I came to a mutual conclusion with the TechnoServe Tarapoto staff that an “online, one-stop center of financing mechanisms” would not be feasible or
practicable at this point. Of course it was a disappointment to me, but the reasons became more apparent as I met the cooperatives and entrepreneurs that
TechnoServe works with, as most don’t have computers or Internet access or manpower.
On Thursday, I was excited about meeting the TechnoServe staff at 4:30 am for a 7-hour journey south to a city called Tocache. We planned a field visit to
meet with several cooperatives, and to touch base with the TechnoServe staff stationed there.
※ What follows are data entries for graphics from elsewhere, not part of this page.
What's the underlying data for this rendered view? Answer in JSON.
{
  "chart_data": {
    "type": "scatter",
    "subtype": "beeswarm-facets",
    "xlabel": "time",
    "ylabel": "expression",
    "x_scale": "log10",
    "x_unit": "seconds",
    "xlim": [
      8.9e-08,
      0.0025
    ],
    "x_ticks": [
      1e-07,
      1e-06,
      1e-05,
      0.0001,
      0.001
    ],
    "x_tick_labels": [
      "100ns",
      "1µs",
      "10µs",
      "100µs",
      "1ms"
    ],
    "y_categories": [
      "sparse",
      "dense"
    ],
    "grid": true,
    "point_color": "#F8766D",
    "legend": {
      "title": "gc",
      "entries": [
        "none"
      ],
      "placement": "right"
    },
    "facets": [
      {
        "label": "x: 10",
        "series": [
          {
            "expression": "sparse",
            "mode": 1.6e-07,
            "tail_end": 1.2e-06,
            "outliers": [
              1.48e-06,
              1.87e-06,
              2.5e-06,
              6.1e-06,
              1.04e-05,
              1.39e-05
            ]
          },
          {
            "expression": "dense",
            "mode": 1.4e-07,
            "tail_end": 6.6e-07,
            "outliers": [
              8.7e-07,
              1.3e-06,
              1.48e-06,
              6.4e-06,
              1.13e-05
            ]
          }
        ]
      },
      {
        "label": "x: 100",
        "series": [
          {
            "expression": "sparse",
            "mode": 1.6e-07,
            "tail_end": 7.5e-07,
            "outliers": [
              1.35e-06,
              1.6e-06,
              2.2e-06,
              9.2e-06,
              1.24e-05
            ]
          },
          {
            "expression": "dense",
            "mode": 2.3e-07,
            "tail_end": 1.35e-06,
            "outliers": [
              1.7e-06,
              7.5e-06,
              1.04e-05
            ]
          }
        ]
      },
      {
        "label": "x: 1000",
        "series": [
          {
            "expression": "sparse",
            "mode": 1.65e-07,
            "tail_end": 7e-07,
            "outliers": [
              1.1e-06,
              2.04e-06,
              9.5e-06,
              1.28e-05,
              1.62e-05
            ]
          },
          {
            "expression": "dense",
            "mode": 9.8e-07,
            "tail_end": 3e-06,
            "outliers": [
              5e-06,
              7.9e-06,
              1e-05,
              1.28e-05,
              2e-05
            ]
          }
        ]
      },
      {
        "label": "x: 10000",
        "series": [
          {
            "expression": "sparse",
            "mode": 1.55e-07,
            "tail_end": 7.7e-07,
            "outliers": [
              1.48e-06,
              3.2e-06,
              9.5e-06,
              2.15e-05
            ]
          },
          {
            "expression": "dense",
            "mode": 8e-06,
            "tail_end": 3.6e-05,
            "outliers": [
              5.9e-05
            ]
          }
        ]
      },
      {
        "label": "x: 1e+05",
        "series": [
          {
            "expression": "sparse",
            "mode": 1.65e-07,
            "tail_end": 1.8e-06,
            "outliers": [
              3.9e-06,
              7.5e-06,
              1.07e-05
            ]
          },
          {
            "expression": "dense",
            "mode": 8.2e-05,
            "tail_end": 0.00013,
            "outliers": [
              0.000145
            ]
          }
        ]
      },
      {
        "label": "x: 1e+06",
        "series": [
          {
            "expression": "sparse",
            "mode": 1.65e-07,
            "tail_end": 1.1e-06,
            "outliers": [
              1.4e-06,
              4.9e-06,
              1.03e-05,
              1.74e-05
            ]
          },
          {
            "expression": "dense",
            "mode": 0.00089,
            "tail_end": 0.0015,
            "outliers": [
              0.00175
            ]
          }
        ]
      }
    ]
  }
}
After running into traffic, our driver signaled to the rest
of us to stay in the car while he figured out what was going on. “It’s a protest by the residents of Bellavista,” he explained. “They blocked the roads so
that no cars can pass.” Hardly 10 minutes later we were stopped in a similar manner, this time with no police in sight to witness protestors littering
large rocks and setting fire to tree saplings in the middle of the road. We later learned that protesting in rural regions such as Bellavista are common to
get Peruvian government to pay attention to the needs of its people.